Mar. 12, 1964 - Attorney General Robert F. Kennedy today refuted reports of a feud between him and President Johnson.
“I have read these reports about a feud,” he said. “There is no substance to these reports.”
It was his first public comment on the matter. He made it in a meeting with 30 students from the George School in Bucks County, Pa., who were visiting the Justice Department.
“I have the highest regard for him,” Mr. Kennedy said in answer to a student’s question on his feeling toward the President. “Our relations are friendly; they always have been. He has always been kind to me, to my family and to Mrs. Kennedy, both as Vice President and since then.”
When a student asked him who would be the Democratic Vice-Presidential candidate next fall, Mr. Kennedy said jokingly, “Teddy.” Senator Edward M. Kennedy of Massachusetts is his brother.
The personal relationship between Mr. Kennedy and President Johnson is the subject of curiosity and gossip in Washington. Informed observers believe the word “feud” is an inflated description of what is, at most, a strained relationship. It appears that the two, never personally close, are being pushed farther apart by circumstances and by suspicions fed by rumors.

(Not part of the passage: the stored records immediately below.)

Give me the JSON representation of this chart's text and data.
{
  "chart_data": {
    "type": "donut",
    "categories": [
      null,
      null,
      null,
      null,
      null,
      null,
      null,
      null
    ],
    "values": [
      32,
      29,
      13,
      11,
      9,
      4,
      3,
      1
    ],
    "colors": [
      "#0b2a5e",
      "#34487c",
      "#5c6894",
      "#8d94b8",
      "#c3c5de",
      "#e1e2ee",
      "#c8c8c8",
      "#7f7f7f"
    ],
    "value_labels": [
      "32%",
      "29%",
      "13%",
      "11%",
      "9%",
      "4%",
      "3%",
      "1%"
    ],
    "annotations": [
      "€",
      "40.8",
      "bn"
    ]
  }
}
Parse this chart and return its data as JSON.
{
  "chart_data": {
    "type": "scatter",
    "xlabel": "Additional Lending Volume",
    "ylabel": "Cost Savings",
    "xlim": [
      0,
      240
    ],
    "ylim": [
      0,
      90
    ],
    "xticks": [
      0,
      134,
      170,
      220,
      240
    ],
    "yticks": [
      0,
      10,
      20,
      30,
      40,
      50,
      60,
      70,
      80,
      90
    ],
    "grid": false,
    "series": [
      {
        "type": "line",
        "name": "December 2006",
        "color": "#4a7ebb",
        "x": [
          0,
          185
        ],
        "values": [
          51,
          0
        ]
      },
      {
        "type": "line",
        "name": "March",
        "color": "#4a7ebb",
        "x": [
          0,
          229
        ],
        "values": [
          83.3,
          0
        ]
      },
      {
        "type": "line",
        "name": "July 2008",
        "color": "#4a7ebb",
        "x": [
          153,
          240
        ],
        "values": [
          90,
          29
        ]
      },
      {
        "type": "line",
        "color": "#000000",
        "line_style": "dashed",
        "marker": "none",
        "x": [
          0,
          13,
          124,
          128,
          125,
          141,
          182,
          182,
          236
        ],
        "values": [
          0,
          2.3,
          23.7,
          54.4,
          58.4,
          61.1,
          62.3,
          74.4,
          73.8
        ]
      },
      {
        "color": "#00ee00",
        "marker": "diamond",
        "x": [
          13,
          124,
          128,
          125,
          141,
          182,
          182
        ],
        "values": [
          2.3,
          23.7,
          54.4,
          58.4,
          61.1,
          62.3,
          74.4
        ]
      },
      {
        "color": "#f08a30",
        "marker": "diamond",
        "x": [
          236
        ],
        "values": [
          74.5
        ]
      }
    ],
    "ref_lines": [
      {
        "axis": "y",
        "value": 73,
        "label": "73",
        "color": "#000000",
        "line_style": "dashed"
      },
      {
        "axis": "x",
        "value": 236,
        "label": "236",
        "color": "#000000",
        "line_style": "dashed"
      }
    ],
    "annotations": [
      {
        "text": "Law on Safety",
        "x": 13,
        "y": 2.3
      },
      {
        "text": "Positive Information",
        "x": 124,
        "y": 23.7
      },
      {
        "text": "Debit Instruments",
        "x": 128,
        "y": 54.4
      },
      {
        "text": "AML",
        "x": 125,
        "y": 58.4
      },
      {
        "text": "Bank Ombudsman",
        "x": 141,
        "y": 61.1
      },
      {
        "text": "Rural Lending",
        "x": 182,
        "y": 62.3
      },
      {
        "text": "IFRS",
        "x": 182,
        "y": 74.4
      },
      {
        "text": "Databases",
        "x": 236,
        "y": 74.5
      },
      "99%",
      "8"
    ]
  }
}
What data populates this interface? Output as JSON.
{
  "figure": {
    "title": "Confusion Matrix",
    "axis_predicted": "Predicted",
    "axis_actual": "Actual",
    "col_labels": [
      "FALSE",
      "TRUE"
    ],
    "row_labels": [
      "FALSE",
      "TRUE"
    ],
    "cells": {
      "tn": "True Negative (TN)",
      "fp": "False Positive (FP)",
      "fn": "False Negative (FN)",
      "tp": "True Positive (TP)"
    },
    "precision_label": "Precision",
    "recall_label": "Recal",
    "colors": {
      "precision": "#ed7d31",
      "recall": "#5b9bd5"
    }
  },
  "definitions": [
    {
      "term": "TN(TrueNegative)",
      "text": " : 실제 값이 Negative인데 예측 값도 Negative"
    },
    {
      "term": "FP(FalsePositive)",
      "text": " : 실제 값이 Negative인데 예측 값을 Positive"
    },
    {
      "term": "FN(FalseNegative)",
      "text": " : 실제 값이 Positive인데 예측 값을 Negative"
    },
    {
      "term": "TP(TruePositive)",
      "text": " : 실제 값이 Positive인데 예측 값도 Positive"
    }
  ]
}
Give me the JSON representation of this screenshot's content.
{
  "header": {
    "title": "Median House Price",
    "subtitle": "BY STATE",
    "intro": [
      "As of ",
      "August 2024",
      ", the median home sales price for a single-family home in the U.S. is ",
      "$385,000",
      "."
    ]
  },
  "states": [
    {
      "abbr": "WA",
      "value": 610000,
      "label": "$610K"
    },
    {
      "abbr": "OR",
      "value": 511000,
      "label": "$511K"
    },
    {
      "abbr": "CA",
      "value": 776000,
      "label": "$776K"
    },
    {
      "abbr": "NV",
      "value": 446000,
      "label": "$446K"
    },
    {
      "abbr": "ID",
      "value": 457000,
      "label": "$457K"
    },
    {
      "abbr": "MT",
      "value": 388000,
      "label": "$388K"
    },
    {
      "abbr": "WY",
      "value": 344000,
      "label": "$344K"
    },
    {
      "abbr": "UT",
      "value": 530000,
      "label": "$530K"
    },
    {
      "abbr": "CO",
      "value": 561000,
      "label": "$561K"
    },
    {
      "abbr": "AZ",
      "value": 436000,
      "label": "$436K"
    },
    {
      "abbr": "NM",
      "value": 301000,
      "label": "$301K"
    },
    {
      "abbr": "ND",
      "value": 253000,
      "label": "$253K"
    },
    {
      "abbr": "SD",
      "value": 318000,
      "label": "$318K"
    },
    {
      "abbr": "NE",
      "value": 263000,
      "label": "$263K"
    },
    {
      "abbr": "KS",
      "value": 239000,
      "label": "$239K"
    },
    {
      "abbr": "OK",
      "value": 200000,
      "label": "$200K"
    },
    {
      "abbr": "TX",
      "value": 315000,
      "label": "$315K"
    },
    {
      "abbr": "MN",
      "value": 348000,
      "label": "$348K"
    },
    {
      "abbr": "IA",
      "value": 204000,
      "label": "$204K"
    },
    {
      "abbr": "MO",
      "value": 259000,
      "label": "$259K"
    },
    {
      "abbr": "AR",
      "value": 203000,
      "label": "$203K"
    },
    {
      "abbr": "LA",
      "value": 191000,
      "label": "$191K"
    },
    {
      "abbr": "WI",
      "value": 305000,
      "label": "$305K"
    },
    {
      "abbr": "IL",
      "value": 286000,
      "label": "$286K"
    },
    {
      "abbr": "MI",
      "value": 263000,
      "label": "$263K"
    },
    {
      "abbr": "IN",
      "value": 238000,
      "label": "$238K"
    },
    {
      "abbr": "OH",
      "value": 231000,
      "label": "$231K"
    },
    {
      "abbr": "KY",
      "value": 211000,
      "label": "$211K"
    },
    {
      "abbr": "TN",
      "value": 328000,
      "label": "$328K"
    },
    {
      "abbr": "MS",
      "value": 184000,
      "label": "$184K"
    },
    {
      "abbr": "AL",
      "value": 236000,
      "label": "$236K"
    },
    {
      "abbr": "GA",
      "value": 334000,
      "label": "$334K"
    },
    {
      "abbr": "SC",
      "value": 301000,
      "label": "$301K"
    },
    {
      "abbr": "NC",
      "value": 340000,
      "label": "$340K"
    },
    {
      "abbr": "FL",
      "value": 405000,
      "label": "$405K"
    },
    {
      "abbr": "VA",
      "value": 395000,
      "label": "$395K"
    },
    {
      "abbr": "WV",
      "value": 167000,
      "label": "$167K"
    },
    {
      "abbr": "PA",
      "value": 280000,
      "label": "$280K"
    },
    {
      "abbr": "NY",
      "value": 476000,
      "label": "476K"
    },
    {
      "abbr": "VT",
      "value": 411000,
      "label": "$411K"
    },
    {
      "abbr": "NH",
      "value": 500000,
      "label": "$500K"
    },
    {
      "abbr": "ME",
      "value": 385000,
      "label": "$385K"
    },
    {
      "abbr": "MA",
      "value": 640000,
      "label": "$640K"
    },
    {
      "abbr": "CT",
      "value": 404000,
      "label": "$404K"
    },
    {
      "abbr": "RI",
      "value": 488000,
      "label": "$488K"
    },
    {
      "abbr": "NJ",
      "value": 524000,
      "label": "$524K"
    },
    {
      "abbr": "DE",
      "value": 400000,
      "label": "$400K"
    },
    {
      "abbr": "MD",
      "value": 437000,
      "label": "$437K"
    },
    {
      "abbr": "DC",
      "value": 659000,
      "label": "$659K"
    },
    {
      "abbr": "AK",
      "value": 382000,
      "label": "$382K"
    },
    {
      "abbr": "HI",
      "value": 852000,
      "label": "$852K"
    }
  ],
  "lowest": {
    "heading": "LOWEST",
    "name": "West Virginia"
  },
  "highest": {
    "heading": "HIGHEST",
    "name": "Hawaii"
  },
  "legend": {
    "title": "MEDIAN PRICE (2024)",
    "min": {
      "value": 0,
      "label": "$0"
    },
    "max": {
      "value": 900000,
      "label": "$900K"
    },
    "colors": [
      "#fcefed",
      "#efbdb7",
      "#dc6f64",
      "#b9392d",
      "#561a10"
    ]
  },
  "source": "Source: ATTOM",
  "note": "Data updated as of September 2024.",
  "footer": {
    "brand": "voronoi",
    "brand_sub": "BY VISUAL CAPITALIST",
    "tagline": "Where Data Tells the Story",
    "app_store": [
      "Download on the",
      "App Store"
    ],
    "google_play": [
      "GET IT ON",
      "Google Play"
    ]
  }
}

One circumstance is the difference in their background and style. Mr. Kennedy is a man of soft understatement, reminiscent of his brother, the late President, though not with the same ironic wit. President Johnson has a broad, gusty quality. They are not men who would naturally be intimates. There was, however, no noticeable animosity between them before last Nov. 22. They were not personal friends but had worked together on Government matters amicably enough.
The assassination of President Kennedy, in a way, stands between them. Mr. Johnson wants to prove he can lead the country and his party on his own. Mr. Kennedy cannot forget that it was a brother he loved who was elected President in 1960.
Finally, there is the circumstance that each has admirers who dislike and suspect the other. These admirers apparently have spread various suspicions, and the result is a poisoning of the atmosphere.
For example, Charles Bartlett, a columnist who was a friend of President Kennedy, has implied that President Kennedy had not really wanted Mr. Johnson as his running mate in 1960. On the other hand, William S. White, a columnist close to President Johnson, has written that there was an “odor of police-state methods” at the Justice Department led by the Attorney General.
An example of how suspicion could blow up small incidents was the outcry over Paul Corbin, an admirer of Robert Kennedy, who worked on the Democratic National Committee. He apparently made some telephone calls to New Hampshire urging a Kennedy write-in.
President Johnson is said to have been told that Mr. Corbin engineered the write-in at Mr. Kennedy’s behest, then was allowed to resign. It is now realized that Mr. Corbin was too lacking in political influence to be entrusted by Mr. Kennedy with engineering anything.
Nevertheless, President Johnson is described as being somewhere between “irked” and “furious” at the campaign which got Mr. Kennedy more than 24,000 votes in the New Hampshire primary. Mr. Johnson himself got only 28,000.
Complicating all this is the Attorney General’s uncertainty about his future. He has committed himself to staying in the Government only through the election next November. Mr. Kennedy decided on his own to issue the statement, without consulting the White House.